Looking for consensus, I can marginally agree with your third reason, not with the first two. 1) I know that static compiled programs are bigger but they do not fill a hard disk. In order to have more data about this, I tried to compile a few programs with -static (usually I go with the classical configure - make scheme). I did it with three programs I currently use: mc (Midnight Commander), mutt and lyx. While all three compile here without errors dynamically, with -static I got errors in all three. Only mc ignored them and produced an executable, the other two failed. In all cases the errors were related to functions in libintl. For mc the comparison is as follows: dynamic size 675192, static size 919995. This is no big deal, isn't it, no risk of exploding my hard disk. 2) As for the second reason, that's indeed the problem which arises most of the time and I see it in fact as an argument against dynamic linking. See what happens in the above tests, two out of three applications don't compile statically. The error criteria are obviously relaxed for dynamic linking, guess why ? So, maybe there are "other reasons" (no doubt about that since dynamic linking has become the rule : there must be reasons), the ones that you give do not suffice to me, sorry.
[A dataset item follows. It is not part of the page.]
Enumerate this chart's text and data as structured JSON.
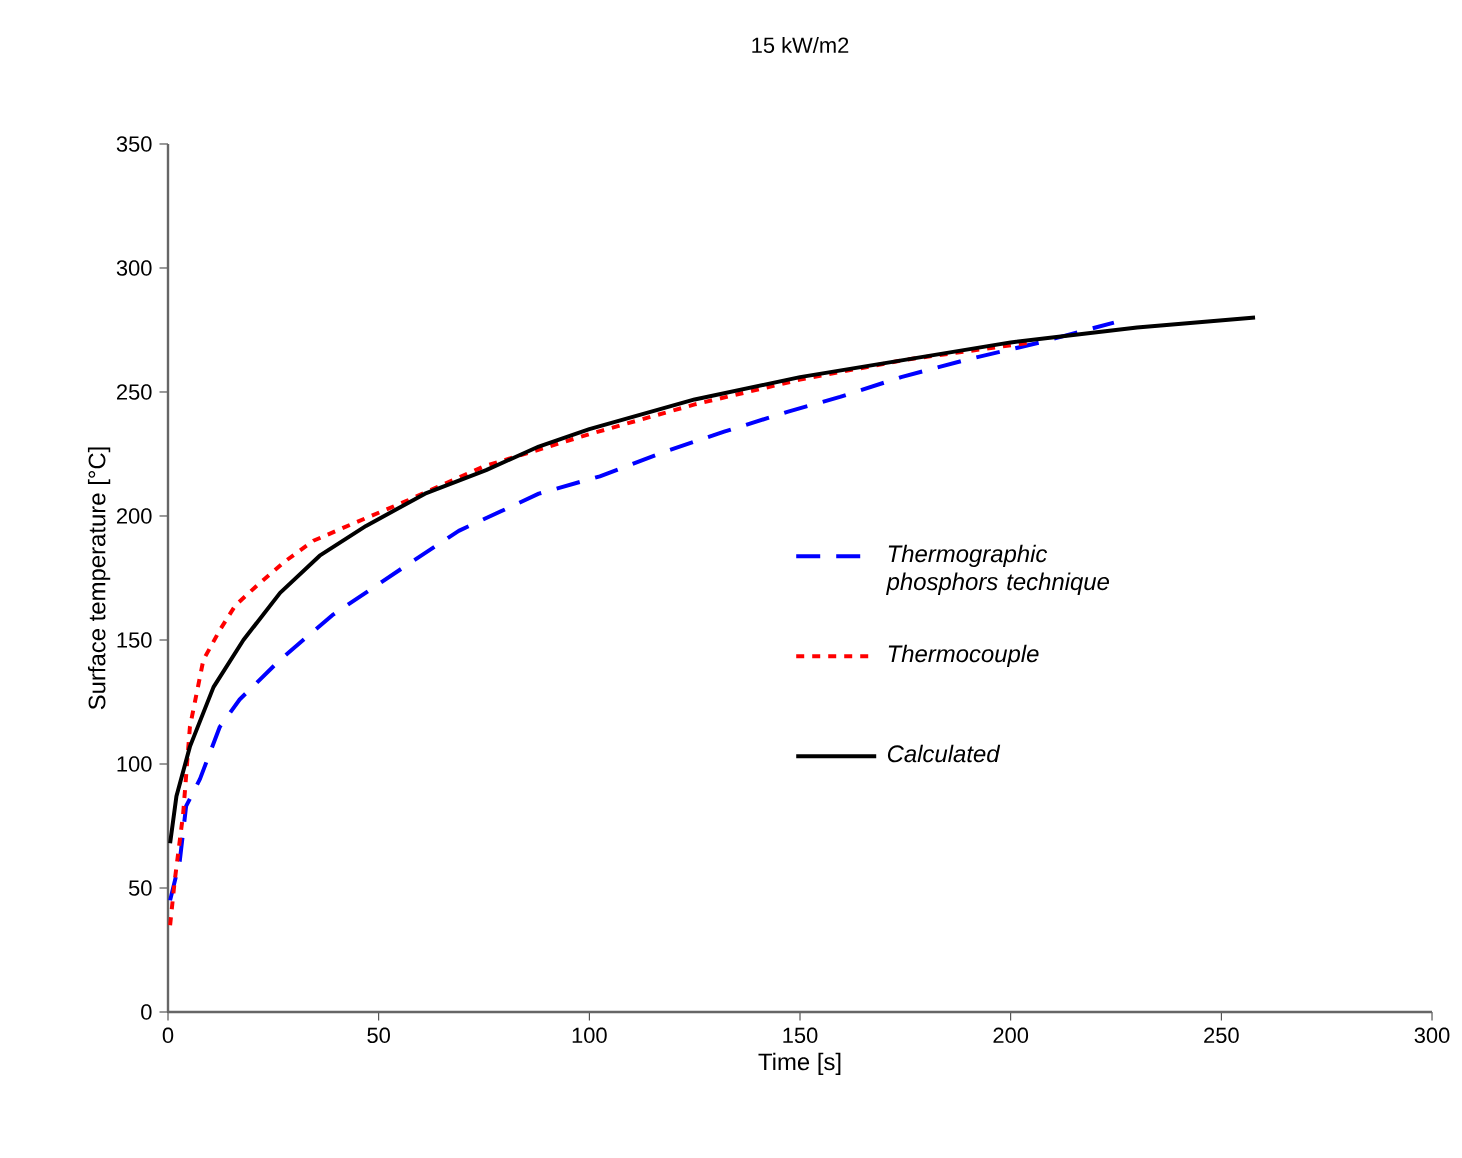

However, your explanation clearly outlines the problem and clearly shows how difficult it is to live in an open source community with the present approach. The approach you advocate is the Microsoft approach. With due consideration to the fact that companies like SuSE, Redhat, earn their lives on it, I will not say it's bad - simply I don't like... On Tue, Jun 27, 2000 at 06:42:11AM +0200, Philipp Thomas wrote:
* Andrei Mircea (mircea.andrei@wanadoo.fr) [20000627 01:59]:
Given the huge RAM memory available in present computers, I wonder if it would not be more reasonable to go back to the old system of statically linked programs. Dynamic linking sure is a bright idea, but...what do other people on this list think ?
Thats a very bad idea, for a number of reasons.
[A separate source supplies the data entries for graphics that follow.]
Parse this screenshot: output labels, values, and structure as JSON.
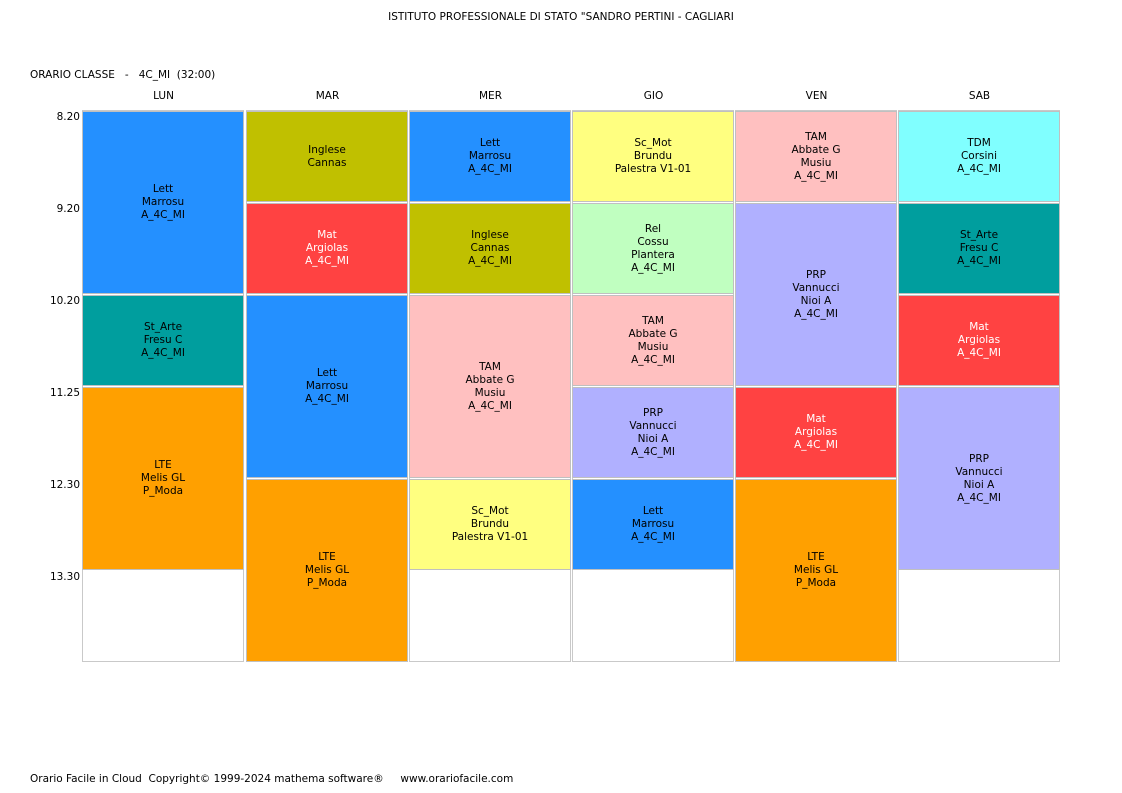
{
  "header": {
    "school": "ISTITUTO PROFESSIONALE DI STATO \"SANDRO PERTINI - CAGLIARI",
    "class_label": "ORARIO CLASSE   -   4C_MI  (32:00)"
  },
  "days": [
    "LUN",
    "MAR",
    "MER",
    "GIO",
    "VEN",
    "SAB"
  ],
  "times": [
    "8.20",
    "9.20",
    "10.20",
    "11.25",
    "12.30",
    "13.30"
  ],
  "colors": {
    "blue": "#2490ff",
    "olive": "#c0c000",
    "red": "#ff4242",
    "teal": "#009e9e",
    "orange": "#ffa000",
    "yellow": "#ffff80",
    "pink": "#ffc0c0",
    "lightgreen": "#c0ffc0",
    "lavender": "#b0b0ff",
    "cyan": "#80ffff"
  },
  "schedule": [
    [
      {
        "start": 0,
        "span": 2,
        "color": "blue",
        "lines": [
          "Lett",
          "Marrosu",
          "A_4C_MI"
        ]
      },
      {
        "start": 2,
        "span": 1,
        "color": "teal",
        "lines": [
          "St_Arte",
          "Fresu C",
          "A_4C_MI"
        ]
      },
      {
        "start": 3,
        "span": 2,
        "color": "orange",
        "lines": [
          "LTE",
          "Melis GL",
          "P_Moda"
        ]
      }
    ],
    [
      {
        "start": 0,
        "span": 1,
        "color": "olive",
        "lines": [
          "Inglese",
          "Cannas"
        ]
      },
      {
        "start": 1,
        "span": 1,
        "color": "red",
        "lines": [
          "Mat",
          "Argiolas",
          "A_4C_MI"
        ]
      },
      {
        "start": 2,
        "span": 2,
        "color": "blue",
        "lines": [
          "Lett",
          "Marrosu",
          "A_4C_MI"
        ]
      },
      {
        "start": 4,
        "span": 2,
        "color": "orange",
        "lines": [
          "LTE",
          "Melis GL",
          "P_Moda"
        ]
      }
    ],
    [
      {
        "start": 0,
        "span": 1,
        "color": "blue",
        "lines": [
          "Lett",
          "Marrosu",
          "A_4C_MI"
        ]
      },
      {
        "start": 1,
        "span": 1,
        "color": "olive",
        "lines": [
          "Inglese",
          "Cannas",
          "A_4C_MI"
        ]
      },
      {
        "start": 2,
        "span": 2,
        "color": "pink",
        "lines": [
          "TAM",
          "Abbate G",
          "Musiu",
          "A_4C_MI"
        ]
      },
      {
        "start": 4,
        "span": 1,
        "color": "yellow",
        "lines": [
          "Sc_Mot",
          "Brundu",
          "Palestra V1-01"
        ]
      }
    ],
    [
      {
        "start": 0,
        "span": 1,
        "color": "yellow",
        "lines": [
          "Sc_Mot",
          "Brundu",
          "Palestra V1-01"
        ]
      },
      {
        "start": 1,
        "span": 1,
        "color": "lightgreen",
        "lines": [
          "Rel",
          "Cossu",
          "Plantera",
          "A_4C_MI"
        ]
      },
      {
        "start": 2,
        "span": 1,
        "color": "pink",
        "lines": [
          "TAM",
          "Abbate G",
          "Musiu",
          "A_4C_MI"
        ]
      },
      {
        "start": 3,
        "span": 1,
        "color": "lavender",
        "lines": [
          "PRP",
          "Vannucci",
          "Nioi A",
          "A_4C_MI"
        ]
      },
      {
        "start": 4,
        "span": 1,
        "color": "blue",
        "lines": [
          "Lett",
          "Marrosu",
          "A_4C_MI"
        ]
      }
    ],
    [
      {
        "start": 0,
        "span": 1,
        "color": "pink",
        "lines": [
          "TAM",
          "Abbate G",
          "Musiu",
          "A_4C_MI"
        ]
      },
      {
        "start": 1,
        "span": 2,
        "color": "lavender",
        "lines": [
          "PRP",
          "Vannucci",
          "Nioi A",
          "A_4C_MI"
        ]
      },
      {
        "start": 3,
        "span": 1,
        "color": "red",
        "lines": [
          "Mat",
          "Argiolas",
          "A_4C_MI"
        ]
      },
      {
        "start": 4,
        "span": 2,
        "color": "orange",
        "lines": [
          "LTE",
          "Melis GL",
          "P_Moda"
        ]
      }
    ],
    [
      {
        "start": 0,
        "span": 1,
        "color": "cyan",
        "lines": [
          "TDM",
          "Corsini",
          "A_4C_MI"
        ]
      },
      {
        "start": 1,
        "span": 1,
        "color": "teal",
        "lines": [
          "St_Arte",
          "Fresu C",
          "A_4C_MI"
        ]
      },
      {
        "start": 2,
        "span": 1,
        "color": "red",
        "lines": [
          "Mat",
          "Argiolas",
          "A_4C_MI"
        ]
      },
      {
        "start": 3,
        "span": 2,
        "color": "lavender",
        "lines": [
          "PRP",
          "Vannucci",
          "Nioi A",
          "A_4C_MI"
        ]
      }
    ]
  ],
  "footer": "Orario Facile in Cloud  Copyright© 1999-2024 mathema software®     www.orariofacile.com"
}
- The needed disk space would explode. To see the difference, just compile your favourite app with -static added to the compiler options. - Updating the library would force recompiling/updating *all* applications. - Not every machine has huge amounts of RAM.
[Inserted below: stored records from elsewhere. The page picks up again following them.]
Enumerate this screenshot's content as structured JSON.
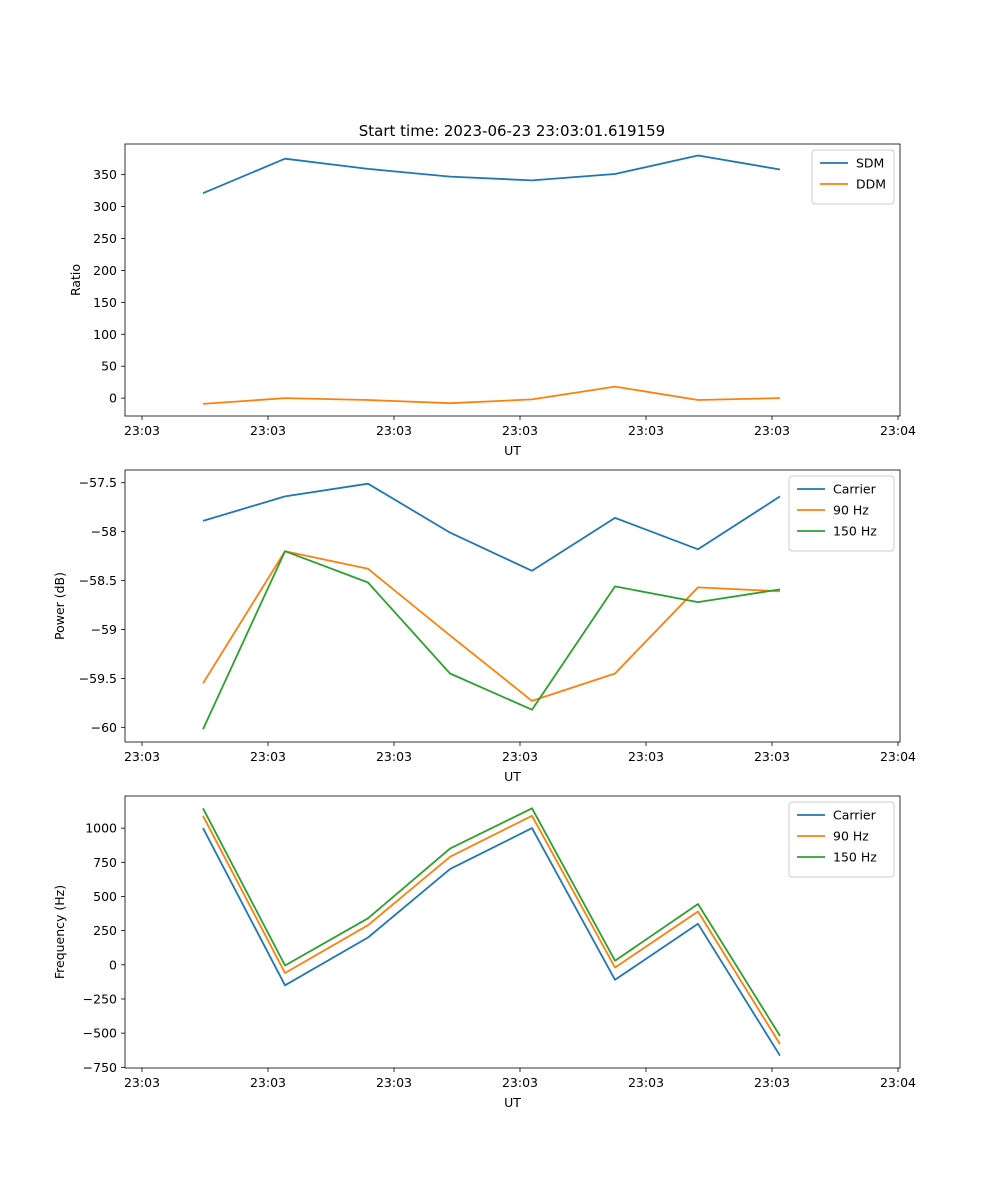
{
  "title": "Start time: 2023-06-23 23:03:01.619159",
  "colors": {
    "blue": "#1f77b4",
    "orange": "#ff7f0e",
    "green": "#2ca02c"
  },
  "chart_data": [
    {
      "type": "line",
      "xlabel": "UT",
      "ylabel": "Ratio",
      "xticks": [
        "23:03",
        "23:03",
        "23:03",
        "23:03",
        "23:03",
        "23:03",
        "23:04"
      ],
      "yticks": [
        0,
        50,
        100,
        150,
        200,
        250,
        300,
        350
      ],
      "ylim": [
        -28,
        398
      ],
      "legend_position": "upper right",
      "series": [
        {
          "name": "SDM",
          "color": "#1f77b4",
          "values": [
            321,
            375,
            359,
            347,
            341,
            351,
            380,
            358
          ]
        },
        {
          "name": "DDM",
          "color": "#ff7f0e",
          "values": [
            -9,
            0,
            -3,
            -8,
            -2,
            18,
            -3,
            0
          ]
        }
      ]
    },
    {
      "type": "line",
      "xlabel": "UT",
      "ylabel": "Power (dB)",
      "xticks": [
        "23:03",
        "23:03",
        "23:03",
        "23:03",
        "23:03",
        "23:03",
        "23:04"
      ],
      "yticks": [
        -57.5,
        -58.0,
        -58.5,
        -59.0,
        -59.5,
        -60.0
      ],
      "ylim": [
        -60.15,
        -57.37
      ],
      "legend_position": "upper right",
      "series": [
        {
          "name": "Carrier",
          "color": "#1f77b4",
          "values": [
            -57.89,
            -57.64,
            -57.51,
            -58.01,
            -58.4,
            -57.86,
            -58.18,
            -57.64
          ]
        },
        {
          "name": "90 Hz",
          "color": "#ff7f0e",
          "values": [
            -59.55,
            -58.2,
            -58.38,
            -59.06,
            -59.73,
            -59.45,
            -58.57,
            -58.61
          ]
        },
        {
          "name": "150 Hz",
          "color": "#2ca02c",
          "values": [
            -60.02,
            -58.2,
            -58.52,
            -59.45,
            -59.82,
            -58.56,
            -58.72,
            -58.59
          ]
        }
      ]
    },
    {
      "type": "line",
      "xlabel": "UT",
      "ylabel": "Frequency (Hz)",
      "xticks": [
        "23:03",
        "23:03",
        "23:03",
        "23:03",
        "23:03",
        "23:03",
        "23:04"
      ],
      "yticks": [
        1000,
        750,
        500,
        250,
        0,
        -250,
        -500,
        -750
      ],
      "ylim": [
        -755,
        1235
      ],
      "legend_position": "upper right",
      "series": [
        {
          "name": "Carrier",
          "color": "#1f77b4",
          "values": [
            1000,
            -150,
            200,
            700,
            1000,
            -110,
            300,
            -665
          ]
        },
        {
          "name": "90 Hz",
          "color": "#ff7f0e",
          "values": [
            1090,
            -60,
            290,
            790,
            1090,
            -20,
            390,
            -580
          ]
        },
        {
          "name": "150 Hz",
          "color": "#2ca02c",
          "values": [
            1145,
            -5,
            340,
            850,
            1145,
            30,
            445,
            -520
          ]
        }
      ]
    }
  ]
}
There are others but this should suffice.
The reason for the problems with shared libraries is, that most developers aren't cautious enough. What you need for such work is a defined environment for building binary packages. That's why our automatic package building system uses a chroot environment in which all necessary packages for a given distribution are installed. That way you get a defined set of tools and libraries that match the distribution for which a package is built.